A 15-year Retrospective Study of DRESS Syndrome: A Single Center Study.
- Author:
Soo Kyung LEE
1
;
Myoung Shin KIM
;
Un Ha LEE
;
Hai Jin PARK
Author Information
1. Department of Dermatology, Sanggye Paik Hospital, Inje University College of Medicine, Seoul, Korea. etihwevol@naver.com
- Publication Type:Original Article
- Keywords:
Adverse drug reaction;
Drug hypersensitivity;
Drug reaction with eosinophilia and systemic symptoms;
Systemic steroid
- MeSH:
Allopurinol;
Anti-Bacterial Agents;
Anticonvulsants;
Aspartate Aminotransferases;
Diagnosis;
Drug Hypersensitivity;
Drug Hypersensitivity Syndrome*;
Drug-Related Side Effects and Adverse Reactions;
Exanthema;
Humans;
Medical Records;
Prognosis;
Retrospective Studies*
- From:Korean Journal of Dermatology
2017;55(8):490-496
- CountryRepublic of Korea
- Language:Korean
-
Abstract:
BACKGROUND: Drug reaction with eosinophilia and systemic symptoms (DRESS) is a syndrome involving multiple organs. Due to a variable clinical presentation and uncertain definition, diagnosis is often delayed or misdiagnosed. OBJECTIVE: The purpose of this study was to investigate the common causative drugs of DRESS and differences according to drugs, clinical features, and prognosis of DRESS, and secondly to compare the differences between steroid use group versus non-use group. METHODS: Medical records of hospitalized patients at the Sanggye Paik Hospital from January 2001 to December 2015 were collected.
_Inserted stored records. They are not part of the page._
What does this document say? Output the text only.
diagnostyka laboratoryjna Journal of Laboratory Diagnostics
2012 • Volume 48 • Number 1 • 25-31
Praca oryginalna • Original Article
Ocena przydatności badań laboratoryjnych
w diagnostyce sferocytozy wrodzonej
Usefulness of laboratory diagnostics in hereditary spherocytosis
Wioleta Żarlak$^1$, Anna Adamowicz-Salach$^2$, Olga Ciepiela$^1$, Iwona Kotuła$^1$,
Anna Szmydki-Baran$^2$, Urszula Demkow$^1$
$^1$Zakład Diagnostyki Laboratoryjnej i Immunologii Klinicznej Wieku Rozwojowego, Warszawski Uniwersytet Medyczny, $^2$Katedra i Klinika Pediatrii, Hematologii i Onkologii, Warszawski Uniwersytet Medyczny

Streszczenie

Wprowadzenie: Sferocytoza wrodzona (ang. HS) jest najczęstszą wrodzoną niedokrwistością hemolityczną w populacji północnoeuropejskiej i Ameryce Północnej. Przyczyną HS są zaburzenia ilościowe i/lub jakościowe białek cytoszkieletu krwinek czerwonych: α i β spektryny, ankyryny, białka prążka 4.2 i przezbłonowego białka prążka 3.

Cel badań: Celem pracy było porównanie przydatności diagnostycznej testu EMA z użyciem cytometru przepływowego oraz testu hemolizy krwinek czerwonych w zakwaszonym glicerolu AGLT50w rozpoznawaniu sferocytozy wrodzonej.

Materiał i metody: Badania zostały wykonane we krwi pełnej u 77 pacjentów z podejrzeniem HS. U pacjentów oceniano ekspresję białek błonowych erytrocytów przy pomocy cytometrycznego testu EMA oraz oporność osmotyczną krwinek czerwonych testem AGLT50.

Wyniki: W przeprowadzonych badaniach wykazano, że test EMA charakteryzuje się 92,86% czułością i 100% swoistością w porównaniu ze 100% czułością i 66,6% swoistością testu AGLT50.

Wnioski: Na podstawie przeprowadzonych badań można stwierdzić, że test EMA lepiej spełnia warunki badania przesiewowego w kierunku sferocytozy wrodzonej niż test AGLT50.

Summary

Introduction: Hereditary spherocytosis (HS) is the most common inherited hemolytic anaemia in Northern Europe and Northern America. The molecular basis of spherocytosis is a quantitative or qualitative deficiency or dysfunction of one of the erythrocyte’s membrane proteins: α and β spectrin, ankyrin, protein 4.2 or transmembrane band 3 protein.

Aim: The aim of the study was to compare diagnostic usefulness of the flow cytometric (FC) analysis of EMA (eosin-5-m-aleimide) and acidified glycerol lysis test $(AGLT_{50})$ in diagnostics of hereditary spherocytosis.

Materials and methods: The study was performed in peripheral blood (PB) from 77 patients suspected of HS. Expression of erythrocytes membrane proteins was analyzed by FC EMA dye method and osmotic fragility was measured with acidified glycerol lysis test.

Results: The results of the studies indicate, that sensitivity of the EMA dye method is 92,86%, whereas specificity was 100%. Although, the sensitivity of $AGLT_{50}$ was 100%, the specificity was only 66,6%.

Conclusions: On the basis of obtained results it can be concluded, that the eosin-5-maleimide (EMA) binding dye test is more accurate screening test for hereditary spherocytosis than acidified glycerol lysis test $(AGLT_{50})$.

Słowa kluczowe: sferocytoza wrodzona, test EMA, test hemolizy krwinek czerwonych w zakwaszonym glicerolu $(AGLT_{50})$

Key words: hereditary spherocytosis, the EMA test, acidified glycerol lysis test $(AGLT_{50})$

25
DRESS patients were enrolled retrospectively using the RegiSCAR diagnostic criteria. RESULTS: A total of 65 patients were included. The four most common causative drug groups were antibiotics (27.7%), anticonvulsants (20%), antituberculosis agents (16.9%), and allopurinol (16.9%). The mean incubation period was 4 weeks, significantly shorter in antibiotics (2 weeks, p < 0.001) and significantly longer in anticonvulsants (6.5 weeks, p=0.033). Sixty-three patients fully recovered with a mean recovery time of 3.1 (standard deviation 2.2) weeks, one patient had sequelae, and one patient died. Recovery time tended to increase with longer duration of diagnosis from rash onset (p < 0.001, correlation coefficient=0.419) and higher serum aspartate aminotransferase levels (p=0.024, correlation coefficient=0.297). The mean recovery time was 1 week shorter for the systemic steroid use group, but it was not statistically significant (p=0.056). CONCLUSION: DRESS may be a heterogeneous syndrome with specific characteristics related to different drugs. The prognosis of DRESS is relatively good and the role of systemic steroid therapy is unclear. Prompt diagnosis and immediate discontinuation of the causative drug are essential for early recovery.